Auch im weiteren Verlauf der Feierlichkeiten hielt Trump Distanz zu den übrigen Teilnehmern. Während diese den Weg vom Élysée-Palast zur Gedenkzeremonie am Triumphbogen in Bussen zurücklegten, ließ sich Trump im Konvoi in seiner Präsidentenlimousine über die abgesperrte Avenue des Champs-Élysées chauffieren. Er traf mit Verspätung ein, wie übrigens auch der russische Präsident Putin, begrüßte Merkel und Macron und einige andere mit Handschlag, wandte sich dann aber, kurz bevor der kanadische Premierminister Justin Trudeau zum Händeschütteln dran war, demonstrativ ab. Mit dem Kanadier hatte Trump kürzlich heftigen Streit.
Dem zweiten Teil des Gedenktages, dem Friedensforum, das nach der Zeremonie am Triumphbogen und dem gemeinsamen Essen im Élysée-Palast am Nachmittag in der Großen Halle La Villette im Norden der Hauptstadt stattfand, blieb Trump dann fern.
Das Forum, das von Macron, Merkel und UNO-Generalsekretär António Guterres eröffnet wurde, war angesetzt worden, um den Teilnehmern des Weltkriegsgedenkens Gelegenheit zu geben, Vorschläge für eine Verstärkung der multilateralen Zusammenarbeit auf Gebieten der Entwicklungshilfe und des Kampfs gegen die Klimaerwärmung und die Cyberkriminalität in die internationale Debatte einzubringen.

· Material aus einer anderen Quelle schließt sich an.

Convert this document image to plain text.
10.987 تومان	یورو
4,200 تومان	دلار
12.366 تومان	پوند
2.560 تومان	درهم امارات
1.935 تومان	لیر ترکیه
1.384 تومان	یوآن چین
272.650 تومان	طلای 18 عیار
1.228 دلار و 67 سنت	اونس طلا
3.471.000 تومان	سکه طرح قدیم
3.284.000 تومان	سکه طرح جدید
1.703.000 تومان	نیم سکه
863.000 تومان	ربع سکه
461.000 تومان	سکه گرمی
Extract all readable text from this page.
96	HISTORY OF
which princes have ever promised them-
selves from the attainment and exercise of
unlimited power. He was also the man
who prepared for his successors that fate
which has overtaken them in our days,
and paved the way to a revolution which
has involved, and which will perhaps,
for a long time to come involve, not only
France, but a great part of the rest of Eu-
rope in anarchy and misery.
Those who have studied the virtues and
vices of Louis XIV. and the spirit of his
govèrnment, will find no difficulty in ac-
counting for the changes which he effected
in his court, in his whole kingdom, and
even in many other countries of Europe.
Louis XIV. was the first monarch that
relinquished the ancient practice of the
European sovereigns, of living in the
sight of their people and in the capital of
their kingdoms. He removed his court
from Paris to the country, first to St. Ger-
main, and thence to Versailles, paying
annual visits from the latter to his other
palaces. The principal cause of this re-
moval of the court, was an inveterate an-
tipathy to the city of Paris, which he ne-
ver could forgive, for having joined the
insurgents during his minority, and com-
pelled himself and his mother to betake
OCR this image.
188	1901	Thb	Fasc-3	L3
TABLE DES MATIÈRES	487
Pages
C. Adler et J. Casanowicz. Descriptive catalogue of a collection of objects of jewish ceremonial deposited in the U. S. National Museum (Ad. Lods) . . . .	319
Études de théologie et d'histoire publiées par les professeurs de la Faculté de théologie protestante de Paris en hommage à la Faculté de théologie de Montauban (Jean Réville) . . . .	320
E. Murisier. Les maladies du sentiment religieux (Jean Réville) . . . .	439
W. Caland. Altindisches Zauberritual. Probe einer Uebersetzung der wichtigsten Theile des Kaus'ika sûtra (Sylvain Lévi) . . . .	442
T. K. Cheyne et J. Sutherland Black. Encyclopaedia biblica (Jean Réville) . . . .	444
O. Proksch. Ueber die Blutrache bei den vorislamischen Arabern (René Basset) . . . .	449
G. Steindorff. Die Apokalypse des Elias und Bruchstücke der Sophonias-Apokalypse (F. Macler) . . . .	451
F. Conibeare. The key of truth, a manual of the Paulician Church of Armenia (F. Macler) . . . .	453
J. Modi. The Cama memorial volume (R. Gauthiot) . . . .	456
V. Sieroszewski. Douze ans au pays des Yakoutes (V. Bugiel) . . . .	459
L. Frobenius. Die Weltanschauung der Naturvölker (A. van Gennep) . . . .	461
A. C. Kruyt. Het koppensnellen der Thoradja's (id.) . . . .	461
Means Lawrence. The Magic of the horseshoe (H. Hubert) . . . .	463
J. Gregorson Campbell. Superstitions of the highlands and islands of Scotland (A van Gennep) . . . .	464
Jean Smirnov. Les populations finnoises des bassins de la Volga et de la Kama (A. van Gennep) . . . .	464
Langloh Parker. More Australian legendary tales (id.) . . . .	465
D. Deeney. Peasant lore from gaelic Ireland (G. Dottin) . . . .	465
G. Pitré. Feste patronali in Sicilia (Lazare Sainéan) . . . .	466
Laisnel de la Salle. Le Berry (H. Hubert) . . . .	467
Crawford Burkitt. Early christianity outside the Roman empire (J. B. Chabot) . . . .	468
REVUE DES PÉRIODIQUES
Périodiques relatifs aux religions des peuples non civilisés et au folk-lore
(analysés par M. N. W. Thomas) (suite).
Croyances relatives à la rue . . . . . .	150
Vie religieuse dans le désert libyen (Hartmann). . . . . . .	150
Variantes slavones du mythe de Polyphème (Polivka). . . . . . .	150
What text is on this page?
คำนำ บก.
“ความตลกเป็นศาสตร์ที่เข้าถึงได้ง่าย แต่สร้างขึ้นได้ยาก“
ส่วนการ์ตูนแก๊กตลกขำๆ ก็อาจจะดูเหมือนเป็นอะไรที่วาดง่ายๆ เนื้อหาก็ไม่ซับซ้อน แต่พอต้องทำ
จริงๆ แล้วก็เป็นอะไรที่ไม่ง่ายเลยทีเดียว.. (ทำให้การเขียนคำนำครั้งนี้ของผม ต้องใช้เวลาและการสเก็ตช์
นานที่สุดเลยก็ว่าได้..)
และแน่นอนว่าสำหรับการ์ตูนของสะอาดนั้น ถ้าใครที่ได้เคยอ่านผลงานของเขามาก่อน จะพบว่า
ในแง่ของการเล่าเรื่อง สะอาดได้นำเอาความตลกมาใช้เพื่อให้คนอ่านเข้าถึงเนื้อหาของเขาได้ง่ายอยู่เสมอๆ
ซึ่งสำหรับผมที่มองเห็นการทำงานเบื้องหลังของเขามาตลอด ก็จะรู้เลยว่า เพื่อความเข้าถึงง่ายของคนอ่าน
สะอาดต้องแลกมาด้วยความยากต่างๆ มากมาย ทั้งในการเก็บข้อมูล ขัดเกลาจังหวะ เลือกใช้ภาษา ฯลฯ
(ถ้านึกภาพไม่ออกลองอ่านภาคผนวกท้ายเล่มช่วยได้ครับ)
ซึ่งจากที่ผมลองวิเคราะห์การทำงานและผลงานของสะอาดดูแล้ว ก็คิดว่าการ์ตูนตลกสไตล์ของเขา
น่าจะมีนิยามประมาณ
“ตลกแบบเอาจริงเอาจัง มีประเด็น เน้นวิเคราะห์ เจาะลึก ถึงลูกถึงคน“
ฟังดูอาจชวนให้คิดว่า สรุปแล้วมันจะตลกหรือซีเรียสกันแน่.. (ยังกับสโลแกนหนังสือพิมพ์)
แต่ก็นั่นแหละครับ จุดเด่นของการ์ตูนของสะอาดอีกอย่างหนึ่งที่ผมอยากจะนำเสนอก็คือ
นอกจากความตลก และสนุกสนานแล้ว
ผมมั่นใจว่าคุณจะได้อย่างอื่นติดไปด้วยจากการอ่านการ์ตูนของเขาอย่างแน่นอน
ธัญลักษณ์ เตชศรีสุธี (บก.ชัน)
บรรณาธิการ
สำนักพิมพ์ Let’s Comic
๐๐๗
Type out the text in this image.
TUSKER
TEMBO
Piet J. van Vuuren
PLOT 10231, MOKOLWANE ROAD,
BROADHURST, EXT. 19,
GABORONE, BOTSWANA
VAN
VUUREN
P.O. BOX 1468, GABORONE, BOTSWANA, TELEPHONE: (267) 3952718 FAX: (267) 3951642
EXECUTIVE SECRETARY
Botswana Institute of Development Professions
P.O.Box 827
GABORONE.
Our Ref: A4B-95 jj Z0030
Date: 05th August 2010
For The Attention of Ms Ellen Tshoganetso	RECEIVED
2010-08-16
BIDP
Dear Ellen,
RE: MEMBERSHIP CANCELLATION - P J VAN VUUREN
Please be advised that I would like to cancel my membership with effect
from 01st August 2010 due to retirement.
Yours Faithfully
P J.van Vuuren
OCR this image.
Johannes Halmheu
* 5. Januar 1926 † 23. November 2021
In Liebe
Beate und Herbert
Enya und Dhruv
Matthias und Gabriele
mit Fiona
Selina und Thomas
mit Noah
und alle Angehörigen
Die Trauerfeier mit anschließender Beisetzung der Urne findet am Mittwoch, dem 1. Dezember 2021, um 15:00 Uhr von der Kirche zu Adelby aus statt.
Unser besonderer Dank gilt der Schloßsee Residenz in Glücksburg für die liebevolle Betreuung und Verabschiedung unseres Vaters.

Finanziert wird die Initiative, die in den nächsten Jahren fortgesetzt, aber keine Konkurrenz zur UNO werden soll, durch Zuschüsse privater Geldgeber.
Trump, der schon am Vortag auf den Besuch eines US-Friedhofs in Nordfrankreich verzichten musste, weil sein Helikopter wegen starken Regens nicht abheben konnte, zog den Debatten den Besuch eines amerikanischen Soldatenfriedhofs bei Paris vor.